NEWSLETTER – JANUARY 2016
January 5, 2016
The year 2015 is now in the books and the weather has been arguably more memorable and exciting than the stock market. While the summer was abnormally long and dry and winter so far has been anything but wintry, the domestic stock markets have been relatively uninteresting. To wit, both the Dow Jones Industrial average and the S&P 500 index finished the year within a percent or two of flat. The NASDAQ Composite index fared a little better gaining over 6%, driven mainly by the major technology companies. World economic growth has been somewhat disappointing which limits the ability of U.S. corporations to produce earnings growth as most corporations garner a good percentage of their sales from overseas. Additionally, the U.S. dollar continues to be strong relative to the Japanese Yen and the Euro which puts additional pressure on corporate earnings as discussed in the GSB Wealth Management September newsletter. These trends have been in place for some time now and show no signs of abating.
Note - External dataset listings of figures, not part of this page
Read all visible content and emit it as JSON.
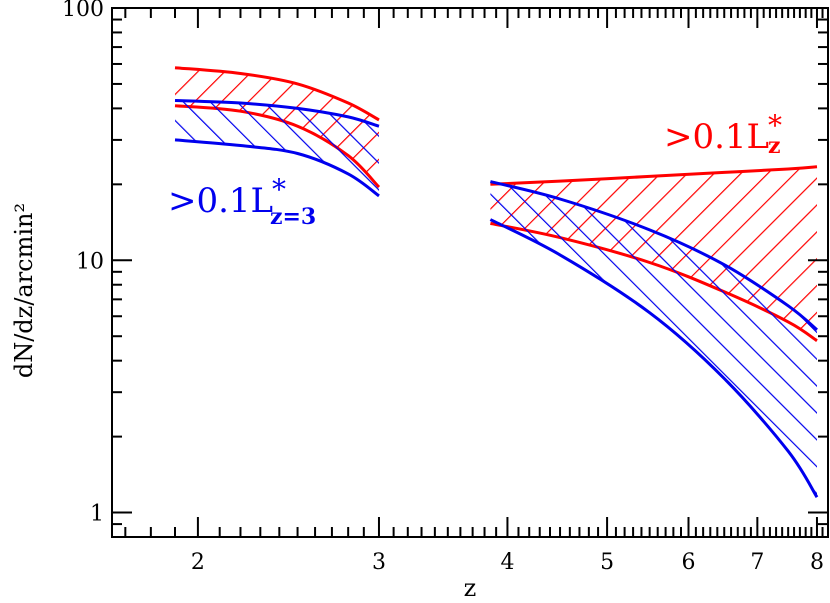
{
  "chart_data": {
    "type": "area",
    "xlabel": "z",
    "ylabel": "dN/dz/arcmin²",
    "x_scale": "log",
    "y_scale": "log",
    "xlim": [
      1.65,
      8.2
    ],
    "ylim": [
      0.8,
      100
    ],
    "x_ticks": [
      2,
      3,
      4,
      5,
      6,
      7,
      8
    ],
    "x_tick_labels": [
      "2",
      "3",
      "4",
      "5",
      "6",
      "7",
      "8"
    ],
    "y_ticks": [
      1,
      10,
      100
    ],
    "y_tick_labels": [
      "1",
      "10",
      "100"
    ],
    "grid": false,
    "colors": {
      "red": "#ff0000",
      "blue": "#0000ee",
      "axis": "#000000"
    },
    "series": [
      {
        "color": "red",
        "hatch": "forward-diagonal",
        "bands": [
          {
            "x": [
              1.9,
              2.2,
              2.5,
              2.8,
              3.0
            ],
            "upper": [
              58,
              55,
              50,
              42,
              36
            ],
            "lower": [
              41,
              39,
              34,
              26,
              19.5
            ]
          },
          {
            "x": [
              3.85,
              4.5,
              5.5,
              6.5,
              7.5,
              8.0
            ],
            "upper": [
              20,
              20.6,
              21.5,
              22.3,
              23,
              23.5
            ],
            "lower": [
              14,
              12.3,
              9.8,
              7.5,
              5.7,
              4.8
            ]
          }
        ]
      },
      {
        "color": "blue",
        "hatch": "back-diagonal",
        "bands": [
          {
            "x": [
              1.9,
              2.2,
              2.5,
              2.8,
              3.0
            ],
            "upper": [
              43,
              42,
              40,
              37,
              34
            ],
            "lower": [
              30,
              28.5,
              26.5,
              22,
              18
            ]
          },
          {
            "x": [
              3.85,
              4.5,
              5.5,
              6.5,
              7.5,
              8.0
            ],
            "upper": [
              20.5,
              17.5,
              13.2,
              9.6,
              6.6,
              5.3
            ],
            "lower": [
              14.5,
              10.5,
              6.2,
              3.4,
              1.75,
              1.15
            ]
          }
        ]
      }
    ],
    "annotations": [
      {
        "color": "red",
        "main": ">0.1L",
        "sup": "*",
        "sub": "z"
      },
      {
        "color": "blue",
        "main": ">0.1L",
        "sup": "*",
        "sub": "z=3"
      }
    ]
  }
}
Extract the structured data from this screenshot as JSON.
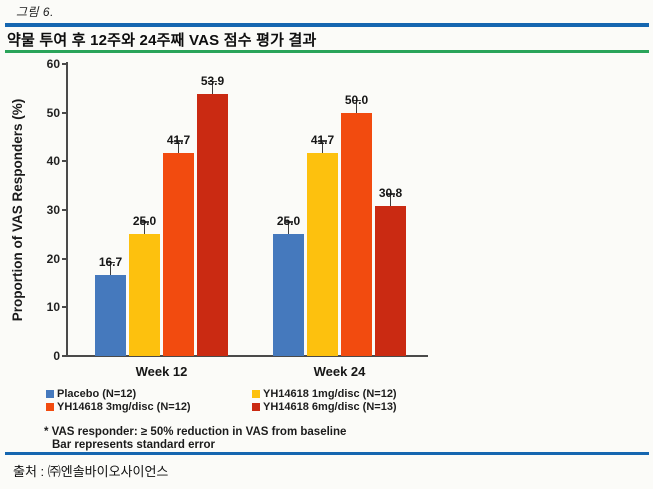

As such it will be difficult for the stock market to make much headway as stocks have witnessed strong gains off of the 2009 lows and appear fully valued based on the earnings per share estimates we are looking at for 2016.
We also talked about “weakening internal dynamics” of domestic stock markets in September and how a handful of the largest tech stocks were driving the market. This trend continues as we speak. Perusing the NYSE new highs and new lows list in the newspaper shows that many more stocks have been hitting 52 week lows as opposed to stocks hitting 52 week highs, an unnerving situation given that the stock market is within a few percentage points of highs hit last summer. As of December 28, 30% of the stocks in the S&P 500 are in what is considered bear market territory, or down 20% or more from their respective highs. All of this data is useful in that in past market cycles, what has been discussed above typically precedes some sort of market setback, correction (a drop of 10% from recent highs) or worse. On the positive side of the ledger, there is not a lot of competition for stocks from other asset classes. Interest rates continue to be historically low, despite the Federal Reserve Bank’s intention to push short term rates up over the next months. World economic growth and inflation expectations do not support a scenario of significantly higher interest rates. We may well see the Federal Reserve slowly increase short term rates up to 1% in 2016, while longer term rates (10 and 30 year Treasury bond) stay in the 2% and 3% range, respectively. If such is the case, money market funds and bank CD’s will still offer paltry returns in the 1% range (albeit better than zero) and longer term debt instruments may well offer rates about where they are right now. This is hardly exciting when high quality stocks pay dividend streams of over 3% that grow year over year. Gold peaked in 2011 and has been in a down trend ever since. Commodities have generally been in a downtrend due to the weak international economy, mainly China. Real estate, like stocks, has recovered strongly in the past several years so may not perform as well going forward. So the question becomes- if you sell your stocks, where else do you go to generate attractive returns?
One trend that is very exciting for the future of the U.S. is the ability of our country to move more toward energy self-sufficiency. Technology has advanced rapidly in the drilling space allowing oil and gas producers to draw more and more energy out of the ground at ever lower prices. The impact has been a drop in the price of a barrel of crude oil from over $100 to less than $40 in one short year. The price of a gallon of gas at the pump has fallen from $4.00 to $1.95, putting more discretionary income in consumer’s pockets at a time when wage growth is barely keeping up with inflation. The ramifications of this are manifold. First, the American consumer has significant funds freed up from money saved at the pump and on gas and oil needed to heat the home. Assuming the average person drives 15,000 miles per year and their car averages 25 MPG the annual savings is around $1,200. Assume the same consumer buys 750 gallons of heating oil per year the savings amount to another $1,500. The combined savings is a good percentage of the average U.S. household income and can be used to bolster household savings and/or add to consumer spending. Furthermore, most feel that it would be comforting to know that the U.S. could supply most of its own energy needs without relying on foreign countries to bridge the gap, some friend and some foe. OPEC has made clear that they will not be cutting production to balance the market as they have in the past. Many OPEC countries have large budget deficits and have pledged to keep pumping as much oil as possible no matter the price. This is a sea change and could keep the price of energy low for quite some time.
Regarding the past few months GSB Wealth Management has raised cash in several instances and has not redeployed given the issues discussed above. Should the market continue in its volatile state and perhaps move lower over the next few months, we believe it is prudent to have some cash on hand to take advantage of opportunities as they may present themselves.
Unless stated otherwise, any mention of specific securities or investments is for hypothetical and illustrative purposes only. Adviser's clients may or may not hold the securities discussed in their portfolios. Adviser makes no representations that any of the securities discussed have been or will be profitable.